Kurtul, "Yılın ilk 6 ayı çok iyi geçti diyebiliriz. Fed'in açıklamalarının ardından ortam gelişmekte olan ülkeler için oldukça karamsarlaştı. Daralmadan en çok etkilenen ülkelerden biri de Türkiye olabilir. Çünkü Türkiye'nin büyümesi dış borca bağlı. Tasarruflarımız az" dedi.

Kurtul, Türkiye'nin yüzde 5'in üstünde büyümesinin arzu edildiğini dile getirerek, "Bu potansiyelde var aslında ülkemizde. Ancak yapısal sorunlarımız var. Türkiye'nin hızlı büyümesi için her yıl yatırımlarına devam etmesi lazım. Milli gelirin yüzde 22'si oranında yatırım yapıyoruz ancak tasarruf oranımız yüzde 12, 5. Aradaki farkı borçlanmak zorundayız. Bu da bizim dış borcumuzu yükseltiyor" diye konuştu.
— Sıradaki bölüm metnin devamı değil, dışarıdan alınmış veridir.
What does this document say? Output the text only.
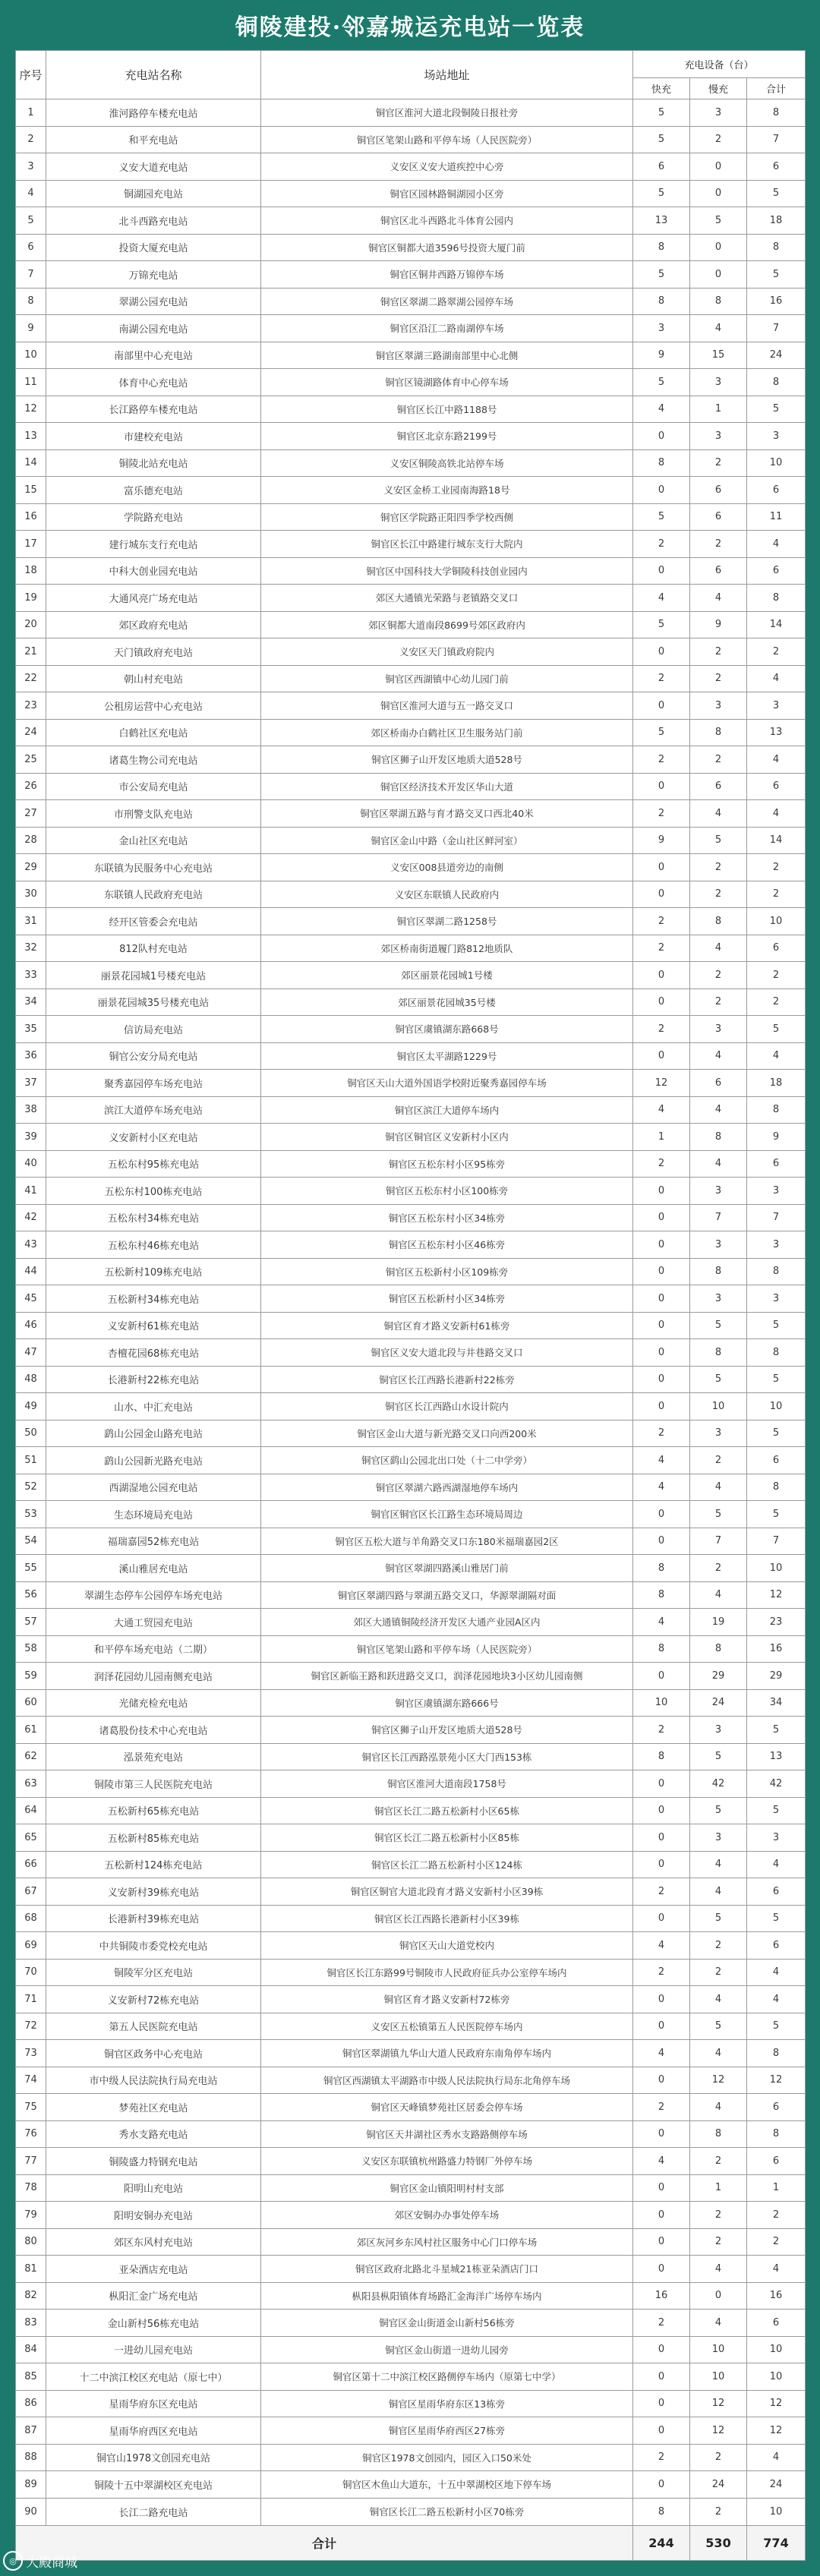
铜陵建投·邻嘉城运充电站一览表
序号	充电站名称	场站地址	充电设备（台）		
			快充	慢充	合计
1	淮河路停车楼充电站	铜官区淮河大道北段铜陵日报社旁	5	3	8
2	和平充电站	铜官区笔架山路和平停车场（人民医院旁）	5	2	7
3	义安大道充电站	义安区义安大道疾控中心旁	6	0	6
4	铜湖园充电站	铜官区园林路铜湖园小区旁	5	0	5
5	北斗西路充电站	铜官区北斗西路北斗体育公园内	13	5	18
6	投资大厦充电站	铜官区铜都大道3596号投资大厦门前	8	0	8
7	万锦充电站	铜官区铜井西路万锦停车场	5	0	5
8	翠湖公园充电站	铜官区翠湖二路翠湖公园停车场	8	8	16
9	南湖公园充电站	铜官区沿江二路南湖停车场	3	4	7
10	南部里中心充电站	铜官区翠湖三路湖南部里中心北侧	9	15	24
11	体育中心充电站	铜官区镜湖路体育中心停车场	5	3	8
12	长江路停车楼充电站	铜官区长江中路1188号	4	1	5
13	市建校充电站	铜官区北京东路2199号	0	3	3
14	铜陵北站充电站	义安区铜陵高铁北站停车场	8	2	10
15	富乐德充电站	义安区金桥工业园南海路18号	0	6	6
16	学院路充电站	铜官区学院路正阳四季学校西侧	5	6	11
17	建行城东支行充电站	铜官区长江中路建行城东支行大院内	2	2	4
18	中科大创业园充电站	铜官区中国科技大学铜陵科技创业园内	0	6	6
19	大通风亮广场充电站	郊区大通镇光荣路与老镇路交叉口	4	4	8
20	郊区政府充电站	郊区铜都大道南段8699号郊区政府内	5	9	14
21	天门镇政府充电站	义安区天门镇政府院内	0	2	2
22	朝山村充电站	铜官区西湖镇中心幼儿园门前	2	2	4
23	公租房运营中心充电站	铜官区淮河大道与五一路交叉口	0	3	3
24	白鹤社区充电站	郊区桥南办白鹤社区卫生服务站门前	5	8	13
25	诸葛生物公司充电站	铜官区狮子山开发区地质大道528号	2	2	4
26	市公安局充电站	铜官区经济技术开发区华山大道	0	6	6
27	市刑警支队充电站	铜官区翠湖五路与育才路交叉口西北40米	2	4	4
28	金山社区充电站	铜官区金山中路（金山社区鲜河室）	9	5	14
29	东联镇为民服务中心充电站	义安区008县道旁边的南侧	0	2	2
30	东联镇人民政府充电站	义安区东联镇人民政府内	0	2	2
31	经开区管委会充电站	铜官区翠湖二路1258号	2	8	10
32	812队村充电站	郊区桥南街道履门路812地质队	2	4	6
33	丽景花园城1号楼充电站	郊区丽景花园城1号楼	0	2	2
34	丽景花园城35号楼充电站	郊区丽景花园城35号楼	0	2	2
35	信访局充电站	铜官区虞镇湖东路668号	2	3	5
36	铜官公安分局充电站	铜官区太平湖路1229号	0	4	4
37	聚秀嘉园停车场充电站	铜官区天山大道外国语学校附近聚秀嘉园停车场	12	6	18
38	滨江大道停车场充电站	铜官区滨江大道停车场内	4	4	8
39	义安新村小区充电站	铜官区铜官区义安新村小区内	1	8	9
40	五松东村95栋充电站	铜官区五松东村小区95栋旁	2	4	6
41	五松东村100栋充电站	铜官区五松东村小区100栋旁	0	3	3
42	五松东村34栋充电站	铜官区五松东村小区34栋旁	0	7	7
43	五松东村46栋充电站	铜官区五松东村小区46栋旁	0	3	3
44	五松新村109栋充电站	铜官区五松新村小区109栋旁	0	8	8
45	五松新村34栋充电站	铜官区五松新村小区34栋旁	0	3	3
46	义安新村61栋充电站	铜官区育才路义安新村61栋旁	0	5	5
47	杏檀花园68栋充电站	铜官区义安大道北段与井巷路交叉口	0	8	8
48	长港新村22栋充电站	铜官区长江西路长港新村22栋旁	0	5	5
49	山水、中汇充电站	铜官区长江西路山水设计院内	0	10	10
50	鹞山公园金山路充电站	铜官区金山大道与新光路交叉口向西200米	2	3	5
51	鹞山公园新光路充电站	铜官区鹞山公园北出口处（十二中学旁）	4	2	6
52	西湖湿地公园充电站	铜官区翠湖六路西湖湿地停车场内	4	4	8
53	生态环境局充电站	铜官区铜官区长江路生态环境局周边	0	5	5
54	福瑞嘉园52栋充电站	铜官区五松大道与羊角路交叉口东180米福瑞嘉园2区	0	7	7
55	溪山雅居充电站	铜官区翠湖四路溪山雅居门前	8	2	10
56	翠湖生态停车公园停车场充电站	铜官区翠湖四路与翠湖五路交叉口，华源翠湖隔对面	8	4	12
57	大通工贸园充电站	郊区大通镇铜陵经济开发区大通产业园A区内	4	19	23
58	和平停车场充电站（二期）	铜官区笔架山路和平停车场（人民医院旁）	8	8	16
59	润泽花园幼儿园南侧充电站	铜官区新临王路和跃进路交叉口，润泽花园地块3小区幼儿园南侧	0	29	29
60	光储充检充电站	铜官区虞镇湖东路666号	10	24	34
61	诸葛股份技术中心充电站	铜官区狮子山开发区地质大道528号	2	3	5
62	泓景苑充电站	铜官区长江西路泓景苑小区大门西153栋	8	5	13
63	铜陵市第三人民医院充电站	铜官区淮河大道南段1758号	0	42	42
64	五松新村65栋充电站	铜官区长江二路五松新村小区65栋	0	5	5
65	五松新村85栋充电站	铜官区长江二路五松新村小区85栋	0	3	3
66	五松新村124栋充电站	铜官区长江二路五松新村小区124栋	0	4	4
67	义安新村39栋充电站	铜官区铜官大道北段育才路义安新村小区39栋	2	4	6
68	长港新村39栋充电站	铜官区长江西路长港新村小区39栋	0	5	5
69	中共铜陵市委党校充电站	铜官区天山大道党校内	4	2	6
70	铜陵军分区充电站	铜官区长江东路99号铜陵市人民政府征兵办公室停车场内	2	2	4
71	义安新村72栋充电站	铜官区育才路义安新村72栋旁	0	4	4
72	第五人民医院充电站	义安区五松镇第五人民医院停车场内	0	5	5
73	铜官区政务中心充电站	铜官区翠湖镇九华山大道人民政府东南角停车场内	4	4	8
74	市中级人民法院执行局充电站	铜官区西湖镇太平湖路市中级人民法院执行局东北角停车场	0	12	12
75	梦苑社区充电站	铜官区天峰镇梦苑社区居委会停车场	2	4	6
76	秀水支路充电站	铜官区天井湖社区秀水支路路侧停车场	0	8	8
77	铜陵盛力特钢充电站	义安区东联镇杭州路盛力特钢厂外停车场	4	2	6
78	阳明山充电站	铜官区金山镇阳明村村支部	0	1	1
79	阳明安铜办充电站	郊区安铜办办事处停车场	0	2	2
80	郊区东风村充电站	郊区灰河乡东风村社区服务中心门口停车场	0	2	2
81	亚朵酒店充电站	铜官区政府北路北斗星城21栋亚朵酒店门口	0	4	4
82	枞阳汇金广场充电站	枞阳县枞阳镇体育场路汇金海洋广场停车场内	16	0	16
83	金山新村56栋充电站	铜官区金山街道金山新村56栋旁	2	4	6
84	一进幼儿园充电站	铜官区金山街道一进幼儿园旁	0	10	10
85	十二中滨江校区充电站（原七中）	铜官区第十二中滨江校区路侧停车场内（原第七中学）	0	10	10
86	星雨华府东区充电站	铜官区星雨华府东区13栋旁	0	12	12
87	星雨华府西区充电站	铜官区星雨华府西区27栋旁	0	12	12
88	铜官山1978文创园充电站	铜官区1978文创园内，园区入口50米处	2	2	4
89	铜陵十五中翠湖校区充电站	铜官区木鱼山大道东，十五中翠湖校区地下停车场	0	24	24
90	长江二路充电站	铜官区长江二路五松新村小区70栋旁	8	2	10
合计			244	530	774
◎ 大殿商城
2014'te Fed'in parasal genişlemeyi azaltmayı zamana yayarak yapacağını düşündüğünü aktaran Kurtul, Fed'in parasal genişletmeyi azaltmasının yan etkilerinin mutlaka Türkiye'nin karşısına çıkacağına işaret etti. Kurtul, bu nedenle faizlerin yükseleceğini, gelişmekte olan ülkelere para akışının yavaşlayacağını kaydetti.

- "Tasarrufun arttırılması için herkese önemli görevler düşüyor"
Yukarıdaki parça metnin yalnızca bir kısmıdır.